The Vietnam High Quality Goods Production Enterprises’ Association and its member companies would leave for China to look for the opportunities to access modern distribution channels. They would have working sessions with production partners and trade consultants in China in early May.
Vietnamese enterprises do not hide their plan to take full advantage of the ASEAN+1 agreement to penetrate the Chinese market in a formal way and try to develop modern trade channels.
Nguyen Lam Vien, General Director of Vinamit, said that Vietnam would not be able to boost exports to China and increase the export turnover, if it only relies on cross-border exports. The exporters are mainly small merchants in the border area; therefore, they do not have deep knowledge about the Chinese market.
In the last many years, Vietnam’s exports across the border have been unstable. Vietnamese merchants do not know exactly the actual demand from China, because no export contract is signed. They simply carry goods to the border areas and then seek buyers. In many cases, Chinese merchants refuse to purchase the goods, or only accept low prices. Vietnamese enterprises cannot control the prices.
However, it would be not an easy task to penetrate the Chinese market through the official channel. The gap between the price of goods provided by merchants and the goods available at supermarkets is still big, at 50 percent.
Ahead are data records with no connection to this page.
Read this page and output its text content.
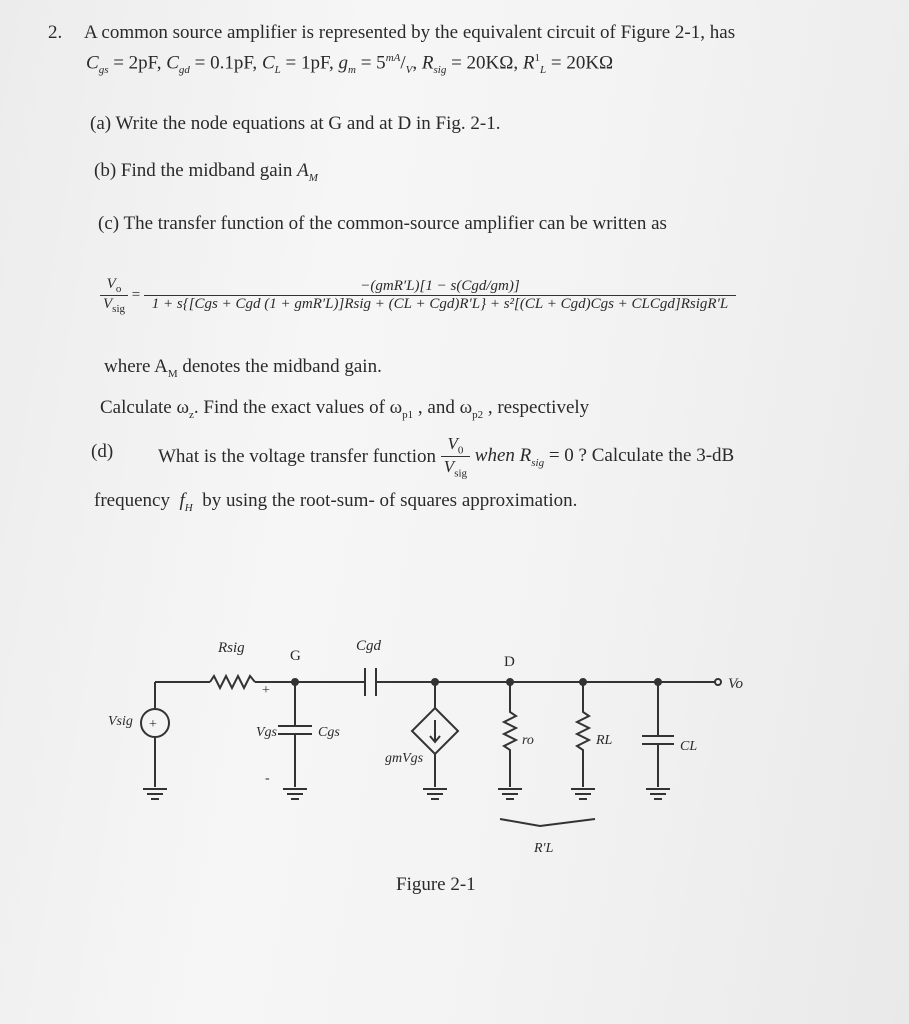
2. A common source amplifier is represented by the equivalent circuit of Figure 2-1, has
$C_{gs} = 2pF$, $C_{gd} = 0.1pF$, $C_L = 1pF$, $g_m = 5^{mA}/_V$, $R_{sig} = 20K\Omega$, $R^1_L = 20K\Omega$
(a) Write the node equations at G and at D in Fig. 2-1.
(b) Find the midband gain $A_M$
(c) The transfer function of the common-source amplifier can be written as
$\frac{V_o}{V_{sig}}$ =
−(gmR′L)[1 − s(Cgd/gm)]
1 + s{[Cgs + Cgd (1 + gmR′L)]Rsig + (CL + Cgd)R′L} + s²[(CL + Cgd)Cgs + CLCgd]RsigR′L
where $A_M$ denotes the midband gain.
Calculate $\omega_z$. Find the exact values of $\omega_{p1}$ , and $\omega_{p2}$ , respectively
(d) What is the voltage transfer function $\frac{V_0}{V_{sig}}$ when $R_{sig} = 0$ ? Calculate the 3-dB
frequency $f_H$ by using the root-sum- of squares approximation.
+
Vsig
Rsig	G
+
Vgs
-
Cgs
Cgd
gmVgs
D
ro	RL	CL
Vo
R′L
Figure 2-1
Another big barrier for Vietnamese goods to penetrate the market is the difficulty in registering trademark. A lot of Vietnamese well known brands have been lost in the Chinese market, simply because Chinese businesses had registered the trademarks before already.
Analysts have pointed out that the best way to boost exports to China is to minimize the exports through unofficial channel. Once Vietnamese goods can be officially distributed by the supermarket chains, they would be able to enter in the accounts the expenses on fees, taxes, thus allowing Vietnamese enterprises to take initiative in the “game.”
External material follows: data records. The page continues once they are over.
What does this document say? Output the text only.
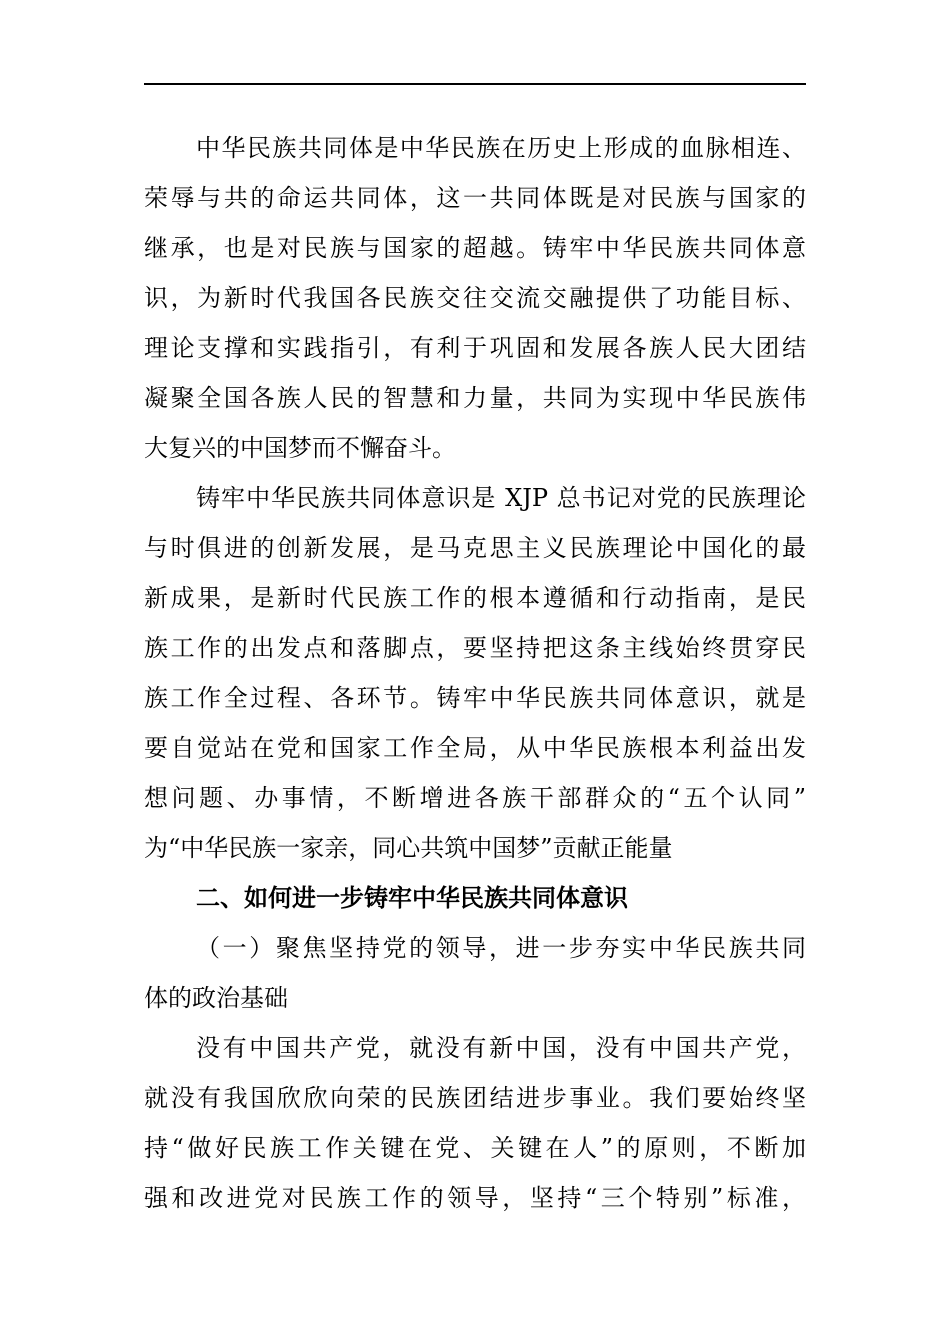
中华民族共同体是中华民族在历史上形成的血脉相连、
荣辱与共的命运共同体，这一共同体既是对民族与国家的
继承，也是对民族与国家的超越。铸牢中华民族共同体意
识，为新时代我国各民族交往交流交融提供了功能目标、
理论支撑和实践指引，有利于巩固和发展各族人民大团结
凝聚全国各族人民的智慧和力量，共同为实现中华民族伟
大复兴的中国梦而不懈奋斗。
铸牢中华民族共同体意识是 XJP 总书记对党的民族理论
与时俱进的创新发展，是马克思主义民族理论中国化的最
新成果，是新时代民族工作的根本遵循和行动指南，是民
族工作的出发点和落脚点，要坚持把这条主线始终贯穿民
族工作全过程、各环节。铸牢中华民族共同体意识，就是
要自觉站在党和国家工作全局，从中华民族根本利益出发
想问题、办事情，不断增进各族干部群众的“五个认同”
为“中华民族一家亲，同心共筑中国梦”贡献正能量
二、如何进一步铸牢中华民族共同体意识
（一）聚焦坚持党的领导，进一步夯实中华民族共同
体的政治基础
没有中国共产党，就没有新中国，没有中国共产党，
就没有我国欣欣向荣的民族团结进步事业。我们要始终坚
持“做好民族工作关键在党、关键在人”的原则，不断加
强和改进党对民族工作的领导，坚持“三个特别”标准，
Nguyen Trung Dung, President of Vifon, has said that Vietnam would not succeed if its enterprises do not join forces to penetrate the market. He thinks that it would take less time to penetrate into the Chinese market if enterprises can receive the support from the predecessors which have been operating in the market already.
“Besides, offering diversified goods proves to be the good way to have more power in the negotiations on bringing Vietnamese goods to Chinese supermarkets,” he said.
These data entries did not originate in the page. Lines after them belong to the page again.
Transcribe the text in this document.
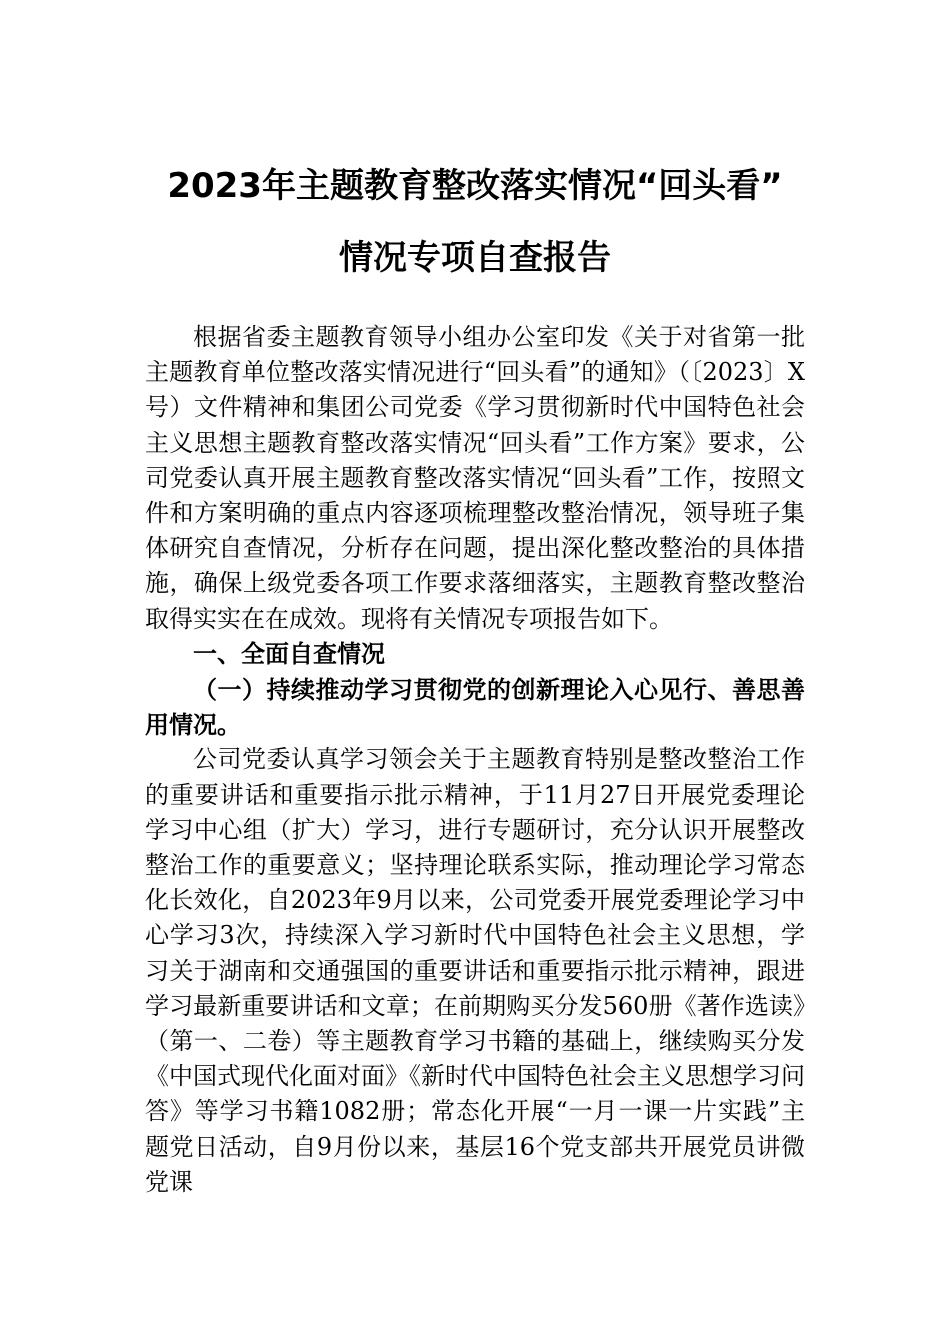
2023年主题教育整改落实情况“回头看”
情况专项自查报告

根据省委主题教育领导小组办公室印发《关于对省第一批主题教育单位整改落实情况进行“回头看”的通知》（〔2023〕X号）文件精神和集团公司党委《学习贯彻新时代中国特色社会主义思想主题教育整改落实情况“回头看”工作方案》要求，公司党委认真开展主题教育整改落实情况“回头看”工作，按照文件和方案明确的重点内容逐项梳理整改整治情况，领导班子集体研究自查情况，分析存在问题，提出深化整改整治的具体措施，确保上级党委各项工作要求落细落实，主题教育整改整治取得实实在在成效。现将有关情况专项报告如下。

一、全面自查情况

（一）持续推动学习贯彻党的创新理论入心见行、善思善用情况。

公司党委认真学习领会关于主题教育特别是整改整治工作的重要讲话和重要指示批示精神，于11月27日开展党委理论学习中心组（扩大）学习，进行专题研讨，充分认识开展整改整治工作的重要意义；坚持理论联系实际，推动理论学习常态化长效化，自2023年9月以来，公司党委开展党委理论学习中心学习3次，持续深入学习新时代中国特色社会主义思想，学习关于湖南和交通强国的重要讲话和重要指示批示精神，跟进学习最新重要讲话和文章；在前期购买分发560册《著作选读》（第一、二卷）等主题教育学习书籍的基础上，继续购买分发《中国式现代化面对面》《新时代中国特色社会主义思想学习问答》等学习书籍1082册；常态化开展“一月一课一片实践”主题党日活动，自9月份以来，基层16个党支部共开展党员讲微党课
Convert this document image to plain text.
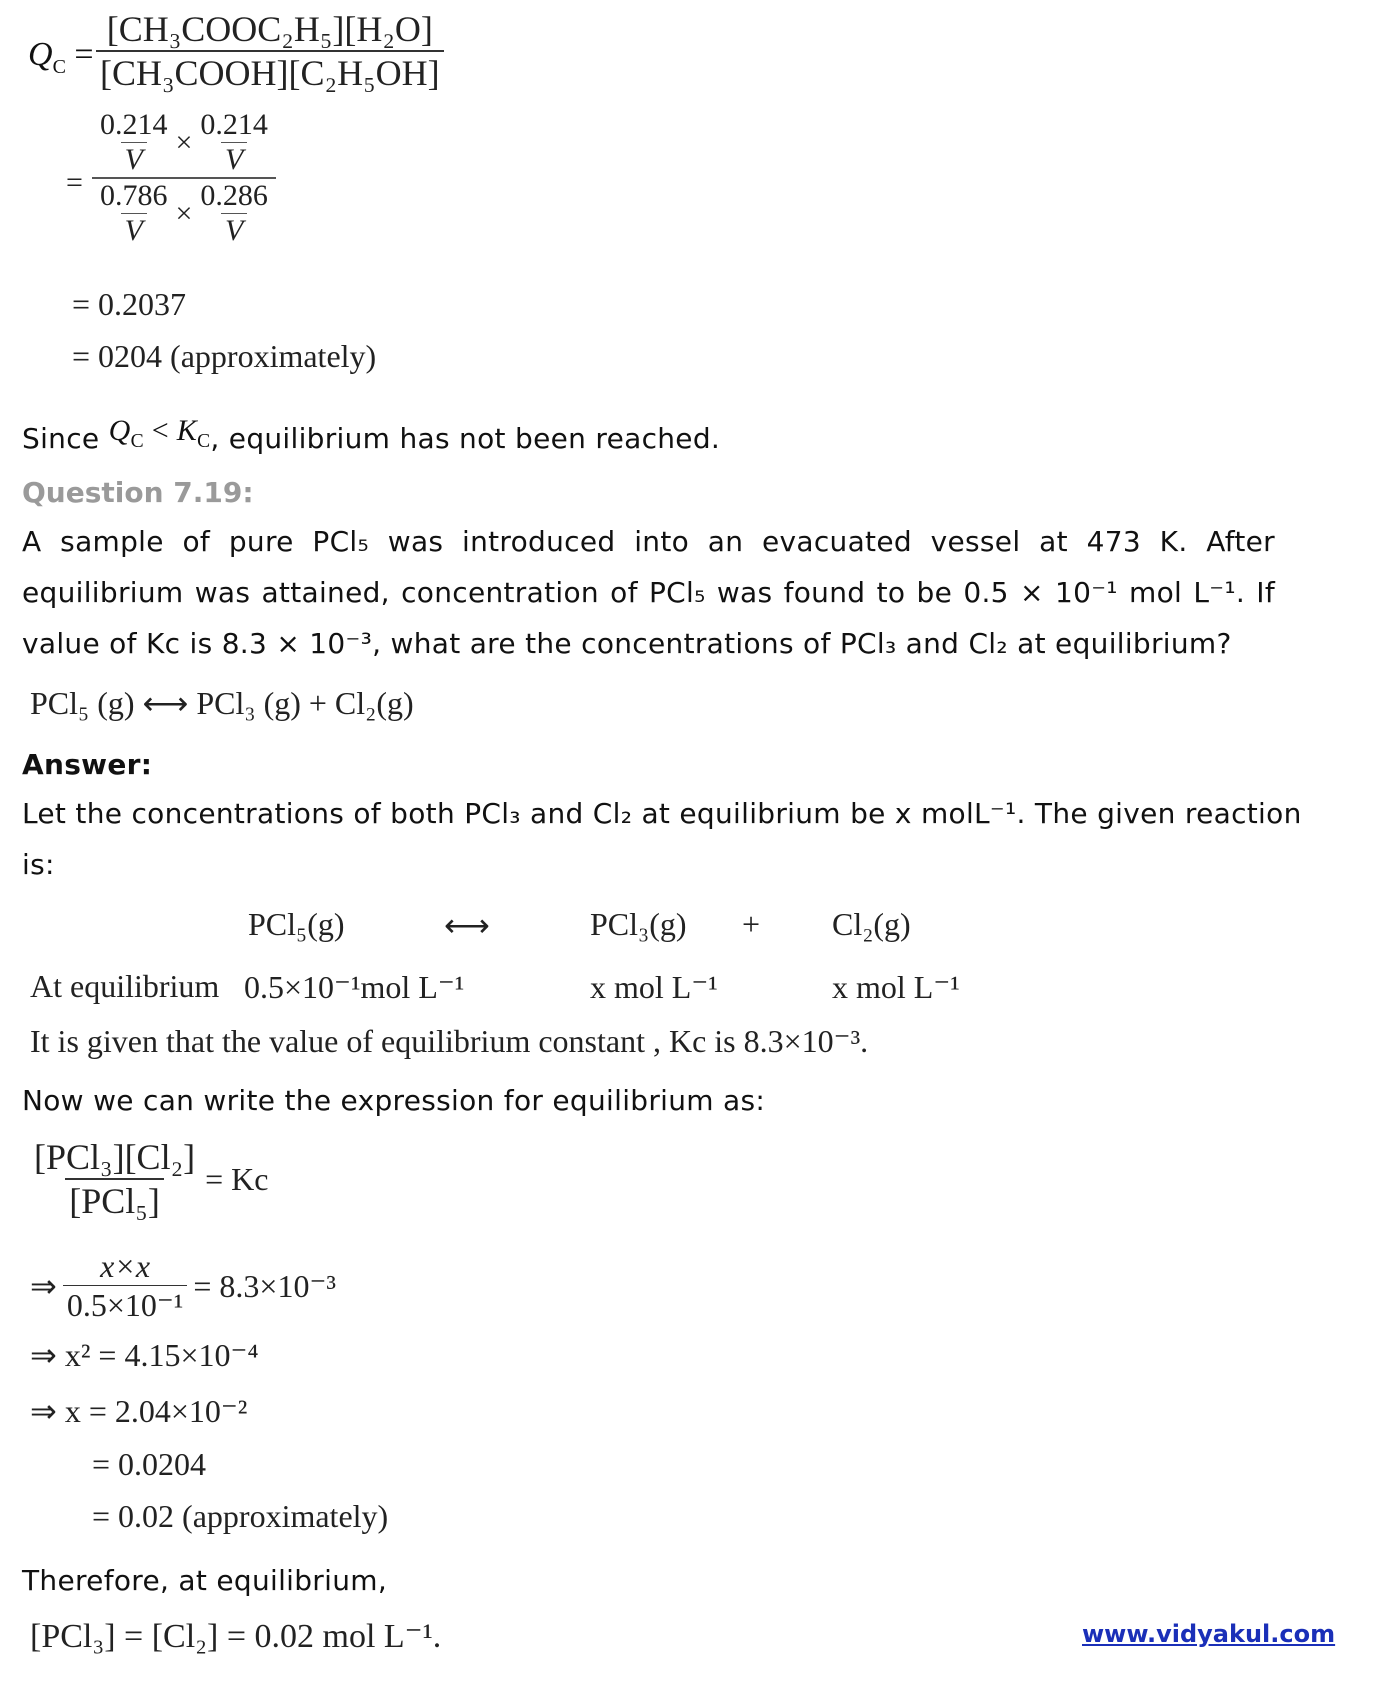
$Q_C = \frac{\text{[CH₃COOC₂H₅][H₂O]}}{\text{[CH₃COOH][C₂H₅OH]}}$
= $\frac{\frac{0.214}{V} \times \frac{0.214}{V}}{\frac{0.786}{V} \times \frac{0.286}{V}}$
= 0.2037
= 0204 (approximately)
Since $Q_C < K_C$, equilibrium has not been reached.
Question 7.19:
A sample of pure PCl₅ was introduced into an evacuated vessel at 473 K. After
equilibrium was attained, concentration of PCl₅ was found to be 0.5 × 10⁻¹ mol L⁻¹. If
value of Kc is 8.3 × 10⁻³, what are the concentrations of PCl₃ and Cl₂ at equilibrium?
PCl₅ (g) ⟷ PCl₃ (g) + Cl₂(g)
Answer:
Let the concentrations of both PCl₃ and Cl₂ at equilibrium be x molL⁻¹. The given reaction
is:
PCl₅(g)	⟷	PCl₃(g) + Cl₂(g)
At equilibrium 0.5×10⁻¹mol L⁻¹	x mol L⁻¹	x mol L⁻¹
It is given that the value of equilibrium constant , Kc is 8.3×10⁻³.
Now we can write the expression for equilibrium as:
$\frac{\text{[PCl₃][Cl₂]}}{\text{[PCl₅]}} = Kc$
⇒ $\frac{x\times x}{\text{0.5×10⁻¹}} = 8.3\times 10^{-3}$
⇒ x² = 4.15×10⁻⁴
⇒ x = 2.04×10⁻²
= 0.0204
= 0.02 (approximately)
Therefore, at equilibrium,
[PCl₃] = [Cl₂] = 0.02 mol L⁻¹.	www.vidyakul.com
Vifon, for example, has been penetrating the Chinese market through the distribution channel of Vinamit, according to Dung.
Vietnamese businesses have expressed their worry about the increasing development of counterfeit goods in China. Most recently, counterfeit Vinamit’s products and Buon Ma Thuot coffee have been available on the market. This would be the biggest barrier that may hinder Vietnamese goods trade in the market.
Vien from Vinamit, which specializes in dried farm produce, had to follow legal procedures to claim the well known brand back.
In the latest news, the negotiation with the Shenzhen Trade Center on the reserving of 6000 square meters of the business premises here for Vietnamese enterprises has nearly wrapped up. It is expected that the Vietnamese enterprises, when set up booths at the trade centers would enjoy special preferences in the first five years of operation.
Vu Kim Hanh, Director of the Center for Business Support, said that this is really a big advantage for Vietnamese businesses to enter the vast market, but they would have to do many things more to develop.